Debatte Stuttgart 21: Die Stuttgarter Gegenvernunft
Heiner Geißlers Schiedsspruch zu Stuttgart 21 ist bitter. Doch wenn sich Zorn mit Wissen paart, blamieren sich gemeinhin die Interessen der Mächtigen.
D ie Niederlage, die die Protestbewegung gegen Stuttgart 21 durch den Schiedsspruch Heiner Geißlers erlitten hat, ist bitter. Sie kann aber nicht vergessen machen, welchen Einschnitt im politischen Leben der Bundesrepublik der Kampf für die Erhaltung des Stuttgarter Hauptbahnhofs bedeutet. Erst recht kann sie nicht die demokratische Perspektive verdunkeln, die sich mit diesem Kampf eröffnet.
Wie die Atomkritiker damals
Was am Stuttgarter Bürgerprotest hervorsticht, ist seine geradezu penetrante Vernünftigkeit. Vernünftig und von den Abrissexperten nicht zu widerlegen waren die technischen, ökologischen und ästhetischen Argumente zugunsten des bestehenden Bahnhofs. Vernünftig aber war vor allem die Verve und Genauigkeit, mittels derer die Kritiker des Neubaus die von den Befürwortern vorgelegten Schätzungen der Kosten auseinandernahmen. Sie mit Gegenrechnungen konfrontierten, die das Zahlenwerk der Bahn dem schlimmsten Vorwurf preisgaben, den man in Stuttgart und Umgebung erheben kann: mangelnde finanzielle Seriosität.
Der in Stuttgart im Lager der Bahnhofserhalter versammelte Sachverstand bestreitet den Anspruch der herrschenden Machtelite, ihre Entscheidungen auf eine überlegene Rationalität zu gründen und sich stets vom gemeinen Wohl leiten zu lassen. Für die Zukunft zu arbeiten, heißt nach diesem Anspruch, Deutschlands Position auf den internationalen Märkten durch technologische Großprojekte zu fördern. Erfindungsgeist und schöpferische Energie entzünden sich, so heißt es, erst im Verfolg solche Projekte.
Wer ein anderes Entwicklungsmodell vorschlägt, das sich von ökologischen und sozialen Rücksichten leiten lässt, gilt bestenfalls als rückwärtsgewandter Romantiker, schlimmstenfalls als Saboteur des technischen Fortschritts. All diese Argumente, die seit Monaten die Seiten der bürgerlichen Presse bevölkern, wurden durch die Stuttgarter Gegenvernunft zunichte gemacht - wie schon eine Generation vorher die Argumente der Atomlobby. Auch damals ging die Definitionsmacht der AKW-Befürworter, was technischer Fortschritt sei und was nicht, zu Bruch.
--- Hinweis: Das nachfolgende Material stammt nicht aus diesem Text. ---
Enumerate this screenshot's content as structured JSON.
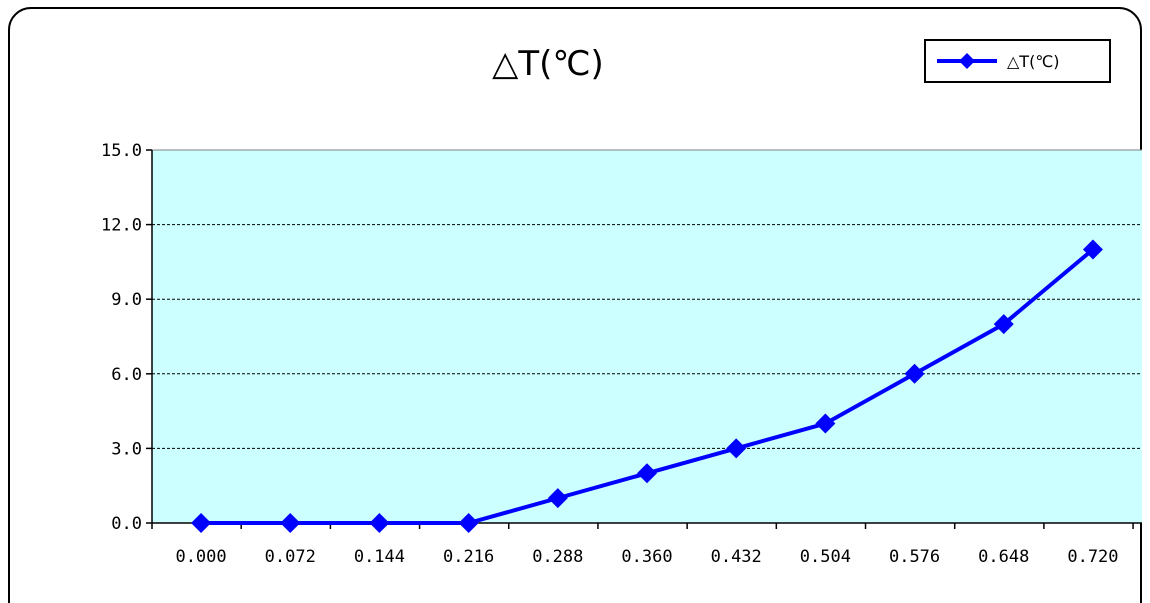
{
  "chart_data": {
    "type": "line",
    "title": "△T(℃)",
    "xlabel": "",
    "ylabel": "",
    "categories": [
      "0.000",
      "0.072",
      "0.144",
      "0.216",
      "0.288",
      "0.360",
      "0.432",
      "0.504",
      "0.576",
      "0.648",
      "0.720"
    ],
    "y_ticks": [
      "0.0",
      "3.0",
      "6.0",
      "9.0",
      "12.0",
      "15.0"
    ],
    "ylim": [
      0,
      15
    ],
    "series": [
      {
        "name": "△T(℃)",
        "values": [
          0,
          0,
          0,
          0,
          1,
          2,
          3,
          4,
          6,
          8,
          11
        ]
      }
    ],
    "grid": "horizontal dashed",
    "legend": "top-right",
    "colors": {
      "series": "#0000ff",
      "plot_background": "#ccffff",
      "grid": "#000000",
      "border": "#000000"
    }
  }
}
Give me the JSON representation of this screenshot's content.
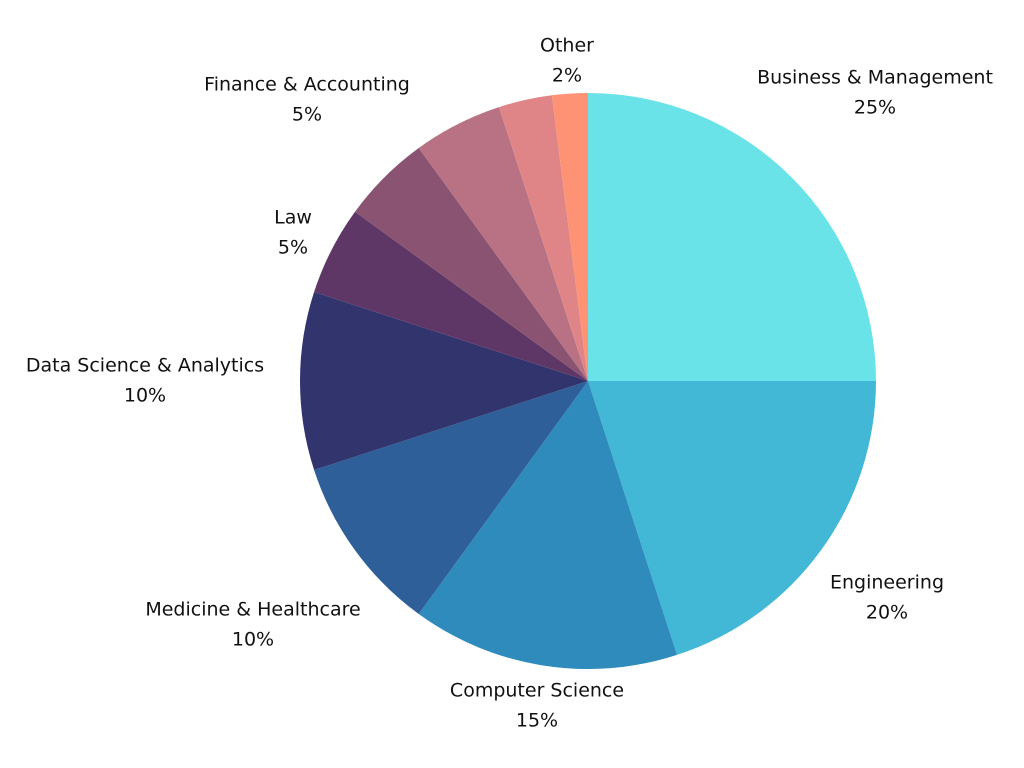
{
  "chart_data": {
    "type": "pie",
    "categories": [
      "Business & Management",
      "Engineering",
      "Computer Science",
      "Medicine & Healthcare",
      "Data Science & Analytics",
      "Law",
      "Finance & Accounting",
      null,
      null,
      "Other"
    ],
    "values": [
      25,
      20,
      15,
      10,
      10,
      5,
      5,
      5,
      3,
      2
    ],
    "value_labels": [
      "25%",
      "20%",
      "15%",
      "10%",
      "10%",
      "5%",
      "5%",
      null,
      null,
      "2%"
    ],
    "colors": [
      "#6ae3e8",
      "#42b8d6",
      "#2e8bbb",
      "#2f5f98",
      "#32346e",
      "#5e3766",
      "#8a5372",
      "#b87283",
      "#e08587",
      "#fd9374"
    ]
  }
}
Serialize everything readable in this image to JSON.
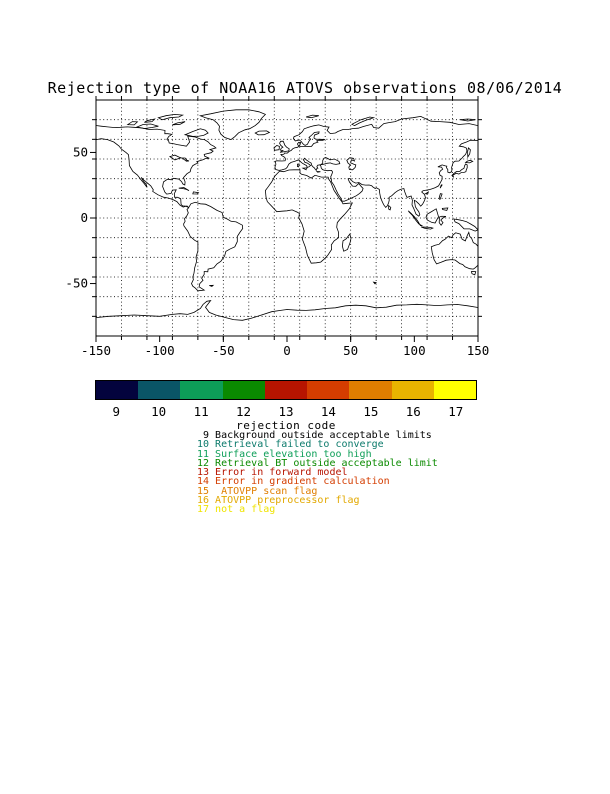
{
  "title": "Rejection type of NOAA16 ATOVS observations 08/06/2014",
  "chart_data": {
    "type": "map",
    "projection": "equirectangular",
    "map_title": "Rejection type of NOAA16 ATOVS observations 08/06/2014",
    "lon_range": [
      -150,
      150
    ],
    "lat_range": [
      -90,
      90
    ],
    "x_ticks": [
      -150,
      -100,
      -50,
      0,
      50,
      100,
      150
    ],
    "y_ticks": [
      50,
      0,
      -50
    ],
    "grid": {
      "lon_step": 20,
      "lat_step": 15,
      "style": "dotted",
      "color": "#000000"
    },
    "observations": [],
    "colorbar": {
      "label": "rejection code",
      "codes": [
        9,
        10,
        11,
        12,
        13,
        14,
        15,
        16,
        17
      ],
      "colors": [
        "#03033d",
        "#0a5566",
        "#0d9e58",
        "#0a8a00",
        "#b71400",
        "#d43d00",
        "#e07e00",
        "#e9b400",
        "#ffff00"
      ]
    },
    "legend": [
      {
        "code": 9,
        "text": "Background outside acceptable limits",
        "color": "#000000"
      },
      {
        "code": 10,
        "text": "Retrieval failed to converge",
        "color": "#0b7a6b"
      },
      {
        "code": 11,
        "text": "Surface elevation too high",
        "color": "#0d9e58"
      },
      {
        "code": 12,
        "text": "Retrieval BT outside acceptable limit",
        "color": "#0a8a00"
      },
      {
        "code": 13,
        "text": "Error in forward model",
        "color": "#b71400"
      },
      {
        "code": 14,
        "text": "Error in gradient calculation",
        "color": "#d43d00"
      },
      {
        "code": 15,
        "text": " ATOVPP scan flag",
        "color": "#e07e00"
      },
      {
        "code": 16,
        "text": "ATOVPP preprocessor flag",
        "color": "#e2a800"
      },
      {
        "code": 17,
        "text": "not a flag",
        "color": "#f0e400"
      }
    ]
  }
}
Der Stuttgarter Massenprotest erhielt seine Schubkraft nicht allein durch die Kraft der besseren Argumente. Sondern in Stuttgart, in Gorleben und vielen anderen Orten lodert der Zorn. Es ist nicht die Zukunftsangst, wie uns die Fetischisten der Großprojekte weismachen wollen. Sondern die Bürger fühlen sich von allen wesentlichen politischen und ökonomischen Entscheidungen ferngehalten. "Bürgerausschaltung" nennt das Peter Sloterdijk mit einem glücklichen Ausdruck. Beispiele?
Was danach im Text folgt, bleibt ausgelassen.